CORNYN, J., joined by GONZALEZ and HECHT, JJ., concurs in part and dissents in part, with opinion to follow. ENOCH, J., not sitting.

. Jury questions No. 5, 6, and 7 addressed the duty of good faith and fair dealing associated *280with the cancellation of the insurance policy. These questions were conditioned on a "Yes” answer to jury question No. 4, asking whether "Union Bankers ... failed to comply with the insurance agreement by canceling the policy...." The jury answered question No. 4 "No,” and therefore did not reach questions 5, 6, and 7. Because the court of appeals held that Union Bankers breached the policy as a matter of law when it cancelled the insurance contract, it remanded the case for a new trial on the unanswered duty of good faith and fair dealing questions.

.Texas insurers may afford their insureds more protection than that required by article 3.70-3(A). Tex.Ins.Code Ann. art. 3.70-3(A) (“[T]he insurer may, at its option, substitute for one or more of such provisions, provisions of different wording ... which are in each instance not less favorable in any respect to the insured....").

. Article 3.70-3(A)(2)(a) applies to and governs most individual accident and sickness insurance policies delivered, or issued for delivery, in the State of Texas. See Tex.Ins.Code Ann art. 3.70-1(C) (Vernon Supp.1994). No Texas case interprets the language of article 3.70-3(A)(2)(a).

. The language in article 3.70-3(A)(2)(a) is identical to that in section 3(A)(2)(a) of The Uniform Individual Accident and Sickness Policy Provision Law, except that the time period in section 3(A)(2)(a) is three years rather than two. See Model Insurance Laws Regulations & Guidelines, Uniform Individual Accident and Sickness Policy Provision Law, § 3(A)(2)(a) (National Association of Insurance Commissioners 1977).

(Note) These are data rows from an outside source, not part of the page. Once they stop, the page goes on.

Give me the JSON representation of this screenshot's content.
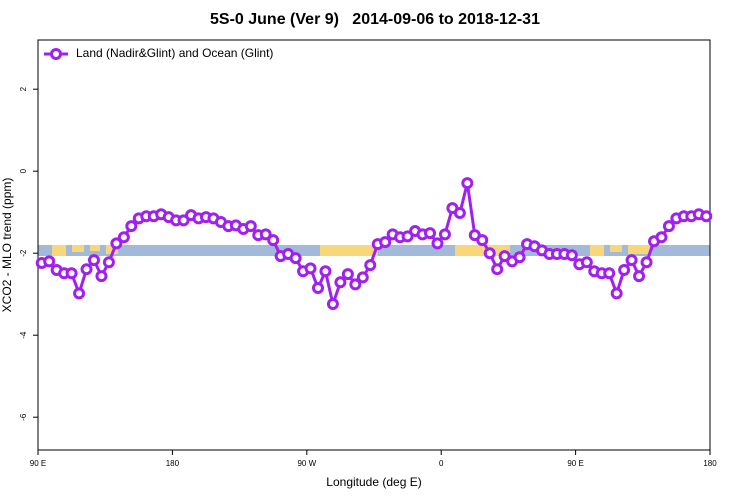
{
  "chart_data": {
    "type": "line",
    "title": "5S-0 June (Ver 9)   2014-09-06 to 2018-12-31",
    "xlabel": "Longitude (deg E)",
    "ylabel": "XCO2 - MLO trend (ppm)",
    "xlim": [
      90,
      540
    ],
    "xticks": [
      {
        "value": 90,
        "label": "90 E"
      },
      {
        "value": 180,
        "label": "180"
      },
      {
        "value": 270,
        "label": "90 W"
      },
      {
        "value": 360,
        "label": "0"
      },
      {
        "value": 450,
        "label": "90 E"
      },
      {
        "value": 540,
        "label": "180"
      }
    ],
    "ylim": [
      -6.8,
      3.2
    ],
    "yticks": [
      2,
      0,
      -2,
      -4,
      -6
    ],
    "legend": "upper left",
    "x": [
      92.5,
      97.5,
      102.5,
      107.5,
      112.5,
      117.5,
      122.5,
      127.5,
      132.5,
      137.5,
      142.5,
      147.5,
      152.5,
      157.5,
      162.5,
      167.5,
      172.5,
      177.5,
      182.5,
      187.5,
      192.5,
      197.5,
      202.5,
      207.5,
      212.5,
      217.5,
      222.5,
      227.5,
      232.5,
      237.5,
      242.5,
      247.5,
      252.5,
      257.5,
      262.5,
      267.5,
      272.5,
      277.5,
      282.5,
      287.5,
      292.5,
      297.5,
      302.5,
      307.5,
      312.5,
      317.5,
      322.5,
      327.5,
      332.5,
      337.5,
      342.5,
      347.5,
      352.5,
      357.5,
      362.5,
      367.5,
      372.5,
      377.5,
      382.5,
      387.5,
      392.5,
      397.5,
      402.5,
      407.5,
      412.5,
      417.5,
      422.5,
      427.5,
      432.5,
      437.5,
      442.5,
      447.5,
      452.5,
      457.5,
      462.5,
      467.5,
      472.5,
      477.5,
      482.5,
      487.5,
      492.5,
      497.5,
      502.5,
      507.5,
      512.5,
      517.5,
      522.5,
      527.5,
      532.5,
      537.5
    ],
    "series": [
      {
        "name": "Land (Nadir&Glint) and Ocean (Glint)",
        "color": "#a020f0",
        "values": [
          -2.24,
          -2.2,
          -2.41,
          -2.49,
          -2.49,
          -2.98,
          -2.39,
          -2.17,
          -2.56,
          -2.22,
          -1.76,
          -1.61,
          -1.34,
          -1.15,
          -1.1,
          -1.1,
          -1.05,
          -1.12,
          -1.2,
          -1.2,
          -1.07,
          -1.15,
          -1.12,
          -1.15,
          -1.24,
          -1.34,
          -1.32,
          -1.41,
          -1.34,
          -1.56,
          -1.54,
          -1.68,
          -2.07,
          -2.02,
          -2.12,
          -2.44,
          -2.37,
          -2.85,
          -2.44,
          -3.24,
          -2.71,
          -2.51,
          -2.76,
          -2.59,
          -2.29,
          -1.78,
          -1.73,
          -1.54,
          -1.61,
          -1.59,
          -1.46,
          -1.54,
          -1.51,
          -1.76,
          -1.54,
          -0.9,
          -1.02,
          -0.29,
          -1.56,
          -1.68,
          -2.0,
          -2.39,
          -2.07,
          -2.2,
          -2.1,
          -1.78,
          -1.83,
          -1.93,
          -2.02,
          -2.02,
          -2.02,
          -2.05,
          -2.27,
          -2.22,
          -2.44,
          -2.49,
          -2.49,
          -2.98,
          -2.41,
          -2.17,
          -2.56,
          -2.22,
          -1.71,
          -1.61,
          -1.34,
          -1.15,
          -1.1,
          -1.1,
          -1.05,
          -1.1
        ]
      }
    ]
  }
}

. Because most accident and health insurance is subject to cancellation by the insurer or subject to the insurer’s right to refuse renewal, the insurer retains the power to nullify the effect of any incontestability provision by terminating the policy before the date that incontestability attaches. Insurance Defenses, 27 N.Y.U.L.Rev. at 675. Consequently, the drafters of section 3(A)(2)(a) were careful not to use the term "incontestable” in connection with policies other than non-can-celable policies. Id.

. The Texas statute requiring the incontestability provision to be contained in all life insurance policies states "[tjhat the policy ... shall be incontestable after it has been in force during the lifetime of the insured for two (2) years from its date_" Tex.Ins.Code Ann. art. 3.44(3) (Vernon 1981 & Supp.1993).

. The court of appeals stated with regard to Coffey that "making a misrepresentation to induce an insurer to issue a policy is the equivalent of intending to deceive an insurer.” 853 S.W.2d at 592 n. 6. We believe, however, that the relationship between the intent to induce and the intent to deceive is more properly explained by the statement in Allen v. American National Insurance Company, that "[t]he utterance of a known false statement, made with intent to induce action ... is equivalent to an intent to deceive." 380 S.W.2d 604, 608 (Tex.1964) (citing Texas Industrial Trust, Inc. v. Lusk, 312 S.W.2d 324 (Tex.Civ.App.—San Antonio 1958, writ ref'd)).

. Like Provident Life & Accident Insurance Co. v. Flowers, 91 S.W.2d 847 (Tex.Civ.App.—El Paso 1936, writ dism'd w.o.j.), discussed by the court of appeals, Aetna Accident & Liability Co. relates more to the materiality requirement than to the intent to deceive requirement.

. Some treatises and courts cite Inter-Ocean Insurance Co. v. Ross, 315 S.W.2d 71 (Tex.Civ. App.—Fort Worth 1958, no writ), for the proposition that Texas adopts the view that proof of an intent to deceive is not required to avoid a policy of insurance based upon a misrepresentation. To the extent that Inter-Ocean Insurance Co. may be read to allow avoidance of a policy of insurance based upon a misrepresentation defense without a finding of intent to deceive, it is disapproved.